I need some help: I am thinking about this problem. Any advice would be appreciated.
Let's fix $\epsilon>0$. Does there exists some $f\in C^0([0,\pi])$ such that:
$f\mid_{[\epsilon,\pi-\epsilon]}>0$
$f=\sum_{k=3}^\infty{a_k\cos(kx)+b_k\sin(kx)}$?
Thanks :)
On
To get a concrete simple example, think of a function $f$ expanded in $[0,\pi]$ in a sine-only Fourier series (it is enough to think of $f$ extended to $[-\pi,0]$ as an odd function). Coefficients $b_k$ of this Fourier series are given by $b_k=\int_0^\pi f(x)\sin(kx)\,dx$ (apart a normalization factor). It is then enough to choose $f$ so that $b_1=b_2=0$. One easy example is the following: $$ f(x)=\cases{ qx^2+(2/\epsilon-q\epsilon)x-1& if $0\le x<\epsilon$\cr 1& if $\epsilon\le x\le\pi-\epsilon$\cr q(\pi-x)^2+(2/\epsilon-q\epsilon)(\pi-x)-1& if $\pi-\epsilon< x\le\pi$\cr } $$ where $q=(1-2\sin\epsilon/\epsilon)/(2\cos\epsilon+\epsilon\sin\epsilon-2)$. This is $1$ on $[\epsilon,\pi-\epsilon]$, while $f(0)=f(\pi)=-1$ and the graph of $f$ in an arc of parabola on the outer small intervals. All $b_k$ vanish for even $k$, while $q$ is chosen so that $b_1=0$.

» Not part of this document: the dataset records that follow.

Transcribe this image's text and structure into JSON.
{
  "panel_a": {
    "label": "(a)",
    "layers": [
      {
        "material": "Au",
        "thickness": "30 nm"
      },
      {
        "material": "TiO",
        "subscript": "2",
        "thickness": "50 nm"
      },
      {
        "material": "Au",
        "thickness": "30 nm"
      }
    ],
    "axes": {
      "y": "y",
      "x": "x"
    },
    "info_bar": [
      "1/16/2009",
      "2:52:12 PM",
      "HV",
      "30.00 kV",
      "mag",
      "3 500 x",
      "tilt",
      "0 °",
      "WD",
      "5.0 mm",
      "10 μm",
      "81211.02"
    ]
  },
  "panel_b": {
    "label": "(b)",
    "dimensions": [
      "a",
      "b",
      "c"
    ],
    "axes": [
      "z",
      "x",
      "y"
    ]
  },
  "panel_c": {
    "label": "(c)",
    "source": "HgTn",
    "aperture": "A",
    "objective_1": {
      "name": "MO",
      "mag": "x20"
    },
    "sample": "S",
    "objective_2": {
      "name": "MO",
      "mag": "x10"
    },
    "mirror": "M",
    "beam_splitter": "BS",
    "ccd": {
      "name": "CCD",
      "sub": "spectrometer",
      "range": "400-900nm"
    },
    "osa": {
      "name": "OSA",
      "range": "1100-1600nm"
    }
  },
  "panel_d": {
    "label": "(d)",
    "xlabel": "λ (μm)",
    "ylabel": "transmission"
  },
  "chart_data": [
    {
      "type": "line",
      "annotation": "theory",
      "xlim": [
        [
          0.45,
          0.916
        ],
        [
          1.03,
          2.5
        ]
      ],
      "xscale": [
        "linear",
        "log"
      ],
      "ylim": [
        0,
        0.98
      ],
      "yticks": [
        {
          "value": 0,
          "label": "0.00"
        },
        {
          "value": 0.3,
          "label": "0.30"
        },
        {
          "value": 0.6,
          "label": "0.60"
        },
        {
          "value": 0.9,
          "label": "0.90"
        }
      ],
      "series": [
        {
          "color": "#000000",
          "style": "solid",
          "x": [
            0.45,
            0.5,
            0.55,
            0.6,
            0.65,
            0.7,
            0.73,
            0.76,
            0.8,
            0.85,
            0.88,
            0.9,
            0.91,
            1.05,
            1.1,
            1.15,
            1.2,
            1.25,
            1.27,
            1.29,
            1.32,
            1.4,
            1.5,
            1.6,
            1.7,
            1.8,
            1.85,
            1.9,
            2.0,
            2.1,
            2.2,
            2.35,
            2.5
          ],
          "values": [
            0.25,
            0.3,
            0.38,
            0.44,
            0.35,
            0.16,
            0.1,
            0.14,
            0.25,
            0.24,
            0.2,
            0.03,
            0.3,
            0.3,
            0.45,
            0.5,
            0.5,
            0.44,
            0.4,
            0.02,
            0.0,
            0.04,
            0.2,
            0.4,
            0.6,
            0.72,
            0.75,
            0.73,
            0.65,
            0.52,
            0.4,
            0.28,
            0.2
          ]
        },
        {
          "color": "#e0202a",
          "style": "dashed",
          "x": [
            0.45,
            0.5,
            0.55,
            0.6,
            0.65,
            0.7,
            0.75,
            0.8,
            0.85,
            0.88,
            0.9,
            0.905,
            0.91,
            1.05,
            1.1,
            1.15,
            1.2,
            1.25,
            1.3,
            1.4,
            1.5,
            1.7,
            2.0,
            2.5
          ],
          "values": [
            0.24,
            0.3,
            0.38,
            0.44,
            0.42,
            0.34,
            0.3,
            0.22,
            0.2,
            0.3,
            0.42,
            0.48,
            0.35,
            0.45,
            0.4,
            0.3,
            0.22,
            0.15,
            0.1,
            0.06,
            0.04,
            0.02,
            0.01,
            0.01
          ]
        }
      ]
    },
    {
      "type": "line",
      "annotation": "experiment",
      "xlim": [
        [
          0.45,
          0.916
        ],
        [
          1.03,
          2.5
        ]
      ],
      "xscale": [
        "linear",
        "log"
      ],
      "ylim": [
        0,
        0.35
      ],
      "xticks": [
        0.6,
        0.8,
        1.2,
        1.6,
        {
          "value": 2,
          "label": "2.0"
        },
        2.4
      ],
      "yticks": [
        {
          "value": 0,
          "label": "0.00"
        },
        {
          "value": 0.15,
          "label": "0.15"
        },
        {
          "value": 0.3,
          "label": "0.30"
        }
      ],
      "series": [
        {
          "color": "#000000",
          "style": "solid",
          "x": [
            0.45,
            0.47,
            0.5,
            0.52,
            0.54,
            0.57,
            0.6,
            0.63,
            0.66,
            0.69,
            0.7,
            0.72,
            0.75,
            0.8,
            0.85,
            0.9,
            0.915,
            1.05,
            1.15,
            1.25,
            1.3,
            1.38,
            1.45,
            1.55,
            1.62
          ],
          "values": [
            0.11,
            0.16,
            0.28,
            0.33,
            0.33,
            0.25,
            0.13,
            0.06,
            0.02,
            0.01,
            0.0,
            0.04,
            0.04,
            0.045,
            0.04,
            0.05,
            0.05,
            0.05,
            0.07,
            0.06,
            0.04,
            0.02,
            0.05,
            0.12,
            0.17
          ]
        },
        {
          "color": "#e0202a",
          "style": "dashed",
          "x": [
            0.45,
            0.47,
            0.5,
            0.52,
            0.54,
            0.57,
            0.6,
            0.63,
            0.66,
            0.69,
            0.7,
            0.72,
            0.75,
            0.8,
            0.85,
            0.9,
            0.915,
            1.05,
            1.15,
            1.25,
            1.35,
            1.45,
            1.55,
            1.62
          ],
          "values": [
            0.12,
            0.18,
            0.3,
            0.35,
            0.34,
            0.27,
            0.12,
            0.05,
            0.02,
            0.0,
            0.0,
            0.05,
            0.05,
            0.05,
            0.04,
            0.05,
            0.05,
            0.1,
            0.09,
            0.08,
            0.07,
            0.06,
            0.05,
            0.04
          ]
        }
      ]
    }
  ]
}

Yes, there exist such functions. Let for instance $$ f(x)=\begin{cases}\sin x & 0\le x\le\pi,\\g(x) & -\pi\le x<0,\end{cases} $$ where $g\colon[-\pi,0]\to\mathbb{R}$ is to be chosen in such a way thet $f$ is continuous and piecewise $C^1$ on $[-\pi,\pi]$ and $$ \int_{-\pi}^0g(x)\cos(k\,x)\,dx=-\int_0^\pi \sin x\cos(k\,x)\,dx,\quad k=0,1,2 $$ and $$ \int_{-\pi}^0g(x)\sin(k\,x)\,dx=-\int_0^\pi \sin x\sin(k\,x)\,dx,\quad k=1,2 $$